Sunday, August 06, 2006

Vang Vieng

The only thing that made it possible to leave Luang Pabang was knowing that some day I will return there. Hopefully to stay. It is everything Vang Vieng should be. For one, there are scores of places to eat French pastry, drink cappuccino and read the Herald Tribune. It seems like the perfect place to grow old. The city is full of tiny brick lanes which absolutely make it impossible to get a car down them. Lush gardens everywhere compliment the colonial French Architecture.

Vang Vieng on the other hand is a dirty little party town and I can tell Sasha hates it. She is being brave though. We need a rest after the harrowing trip here.

We came in on a mini bus. We had tried to get a public bus in Luang PaBang but they didn't seem to want to sell us a ticket. They offered it to us at the same price as the van. We were packed in 10 to a car. As we wound through the mountains everyone held their cameras out the window trying to capture the wild rugged mountain-scape that dwarfed our tiny vehicle.

We have booked a one day trek that includes hiking, caves and rafting. It's a little bit too organized but with only two days here its about all you can do. We have to make haste back to Bangkok if we are to catch our flight to Suri Thani on the 10th. That means two nights here then another day of travel to VieneTiane. We will spend two nights there then cross the border to Nonghai and catch the sleeper train back to Bangkok on the night of the 9th. We will arrive at the train station in Bangkok at 6am. From there we will take a local bus to the airport.

The sun is setting now and the spectacular mountains that surround this tiny town are disappearing. There are scores of new hotels going up just as the jumble of old guest-houses appear to be crumbling into the red earth. They are repaving the entire city and dust is every where. You have no choice but to call these tiny towns cities, because besides the jungle that is all there is.

The bars here are filled with the reincarnation of the Woodstock generation. Instead of tables and chairs there are railed in platforms about a foot high filled with pillows. They lounge around stoned out of their minds watching re-runs of Friends. In every bar we passed there they were, Monica and Joey and Rachel and uh, uh... Rick? Brad? Squawking on blue screens. The contentment here is made possible by something called a happy shake. A mixture of opium, mushrooms and alcohol. The police, costumed like sadists from a Lina Wertmuller film, look the other way.

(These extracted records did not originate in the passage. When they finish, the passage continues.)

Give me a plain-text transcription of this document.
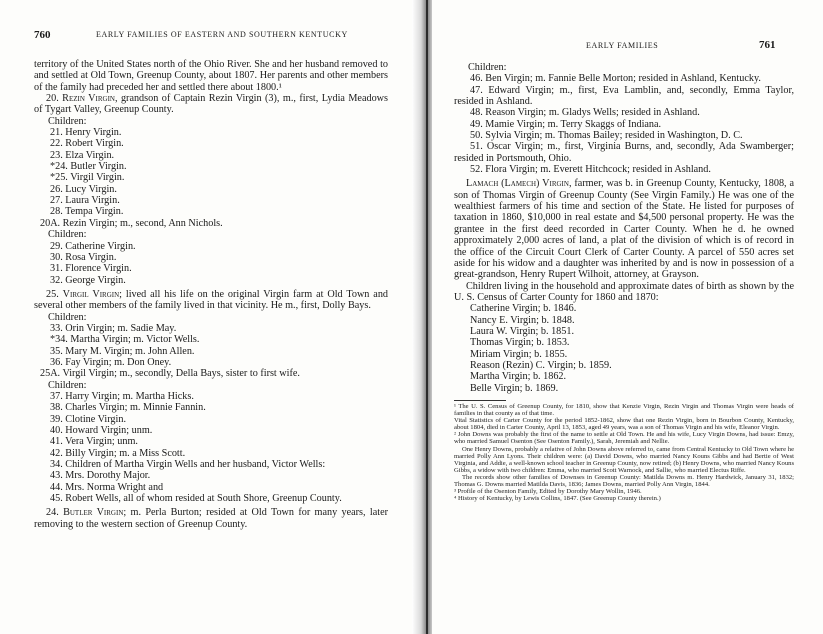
760	EARLY FAMILIES OF EASTERN AND SOUTHERN KENTUCKY

territory of the United States north of the Ohio River. She and her husband removed to and settled at Old Town, Greenup County, about 1807. Her parents and other members of the family had preceded her and settled there about 1800.¹

20. Rezin Virgin, grandson of Captain Rezin Virgin (3), m., first, Lydia Meadows of Tygart Valley, Greenup County.

Children:

21. Henry Virgin.
22. Robert Virgin.
23. Elza Virgin.
*24. Butler Virgin.
*25. Virgil Virgin.
26. Lucy Virgin.
27. Laura Virgin.
28. Tempa Virgin.
20A. Rezin Virgin; m., second, Ann Nichols.

Children:

29. Catherine Virgin.
30. Rosa Virgin.
31. Florence Virgin.
32. George Virgin.

25. Virgil Virgin; lived all his life on the original Virgin farm at Old Town and several other members of the family lived in that vicinity. He m., first, Dolly Bays.

Children:

33. Orin Virgin; m. Sadie May.
*34. Martha Virgin; m. Victor Wells.
35. Mary M. Virgin; m. John Allen.
36. Fay Virgin; m. Don Oney.
25A. Virgil Virgin; m., secondly, Della Bays, sister to first wife.

Children:

37. Harry Virgin; m. Martha Hicks.
38. Charles Virgin; m. Minnie Fannin.
39. Clotine Virgin.
40. Howard Virgin; unm.
41. Vera Virgin; unm.
42. Billy Virgin; m. a Miss Scott.

34. Children of Martha Virgin Wells and her husband, Victor Wells:

43. Mrs. Dorothy Major.
44. Mrs. Norma Wright and

45. Robert Wells, all of whom resided at South Shore, Greenup County.

24. Butler Virgin; m. Perla Burton; resided at Old Town for many years, later removing to the western section of Greenup County.

EARLY FAMILIES	761

Children:

46. Ben Virgin; m. Fannie Belle Morton; resided in Ashland, Kentucky.

47. Edward Virgin; m., first, Eva Lamblin, and, secondly, Emma Taylor, resided in Ashland.

48. Reason Virgin; m. Gladys Wells; resided in Ashland.

49. Mamie Virgin; m. Terry Skaggs of Indiana.

50. Sylvia Virgin; m. Thomas Bailey; resided in Washington, D. C.

51. Oscar Virgin; m., first, Virginia Burns, and, secondly, Ada Swamberger; resided in Portsmouth, Ohio.

52. Flora Virgin; m. Everett Hitchcock; resided in Ashland.

Lamach (Lamech) Virgin, farmer, was b. in Greenup County, Kentucky, 1808, a son of Thomas Virgin of Greenup County (See Virgin Family.) He was one of the wealthiest farmers of his time and section of the State. He listed for purposes of taxation in 1860, $10,000 in real estate and $4,500 personal property. He was the grantee in the first deed recorded in Carter County. When he d. he owned approximately 2,000 acres of land, a plat of the division of which is of record in the office of the Circuit Court Clerk of Carter County. A parcel of 550 acres set aside for his widow and a daughter was inherited by and is now in possession of a great-grandson, Henry Rupert Wilhoit, attorney, at Grayson.

Children living in the household and approximate dates of birth as shown by the U. S. Census of Carter County for 1860 and 1870:

Catherine Virgin; b. 1846.
Nancy E. Virgin; b. 1848.
Laura W. Virgin; b. 1851.
Thomas Virgin; b. 1853.
Miriam Virgin; b. 1855.
Reason (Rezin) C. Virgin; b. 1859.
Martha Virgin; b. 1862.
Belle Virgin; b. 1869.

¹ The U. S. Census of Greenup County, for 1810, show that Kenzie Virgin, Rezin Virgin and Thomas Virgin were heads of families in that county as of that time.

Vital Statistics of Carter County for the period 1852-1862, show that one Rezin Virgin, born in Bourbon County, Kentucky, about 1804, died in Carter County, April 13, 1853, aged 49 years, was a son of Thomas Virgin and his wife, Eleanor Virgin.

² John Downs was probably the first of the name to settle at Old Town. He and his wife, Lucy Virgin Downs, had issue: Emzy, who married Samuel Osenton (See Osenton Family.), Sarah, Jeremiah and Nellie.

One Henry Downs, probably a relative of John Downs above referred to, came from Central Kentucky to Old Town where he married Polly Ann Lyons. Their children were: (a) David Downs, who married Nancy Kouns Gibbs and had Bertie of West Virginia, and Addie, a well-known school teacher in Greenup County, now retired; (b) Henry Downs, who married Nancy Kouns Gibbs, a widow with two children: Emma, who married Scott Warnock, and Sallie, who married Electus Riffe.

The records show other families of Downses in Greenup County: Matilda Downs m. Henry Hardwick, January 31, 1832; Thomas G. Downs married Matilda Davis, 1836; James Downs, married Polly Ann Virgin, 1844.

³ Profile of the Osenton Family, Edited by Dorothy Mary Wollin, 1946.

⁴ History of Kentucky, by Lewis Collins, 1847. (See Greenup County therein.)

I spotted Boz from afar. He was wearing his yellow pants, grinning from ear to ear. I was happy to see a familiar face. Especially one that was sober. I told him that Sasha and I were going to book a one day trek and if he and Dom came along we could all get the same one for 13 bucks each. He and Dom exchanged glances and then looked around at the stoners.
"I'm in." They said in unison.

1 comment:

Anonymous said...

Rene, are you okay? You have not posted anything since Aug. 8.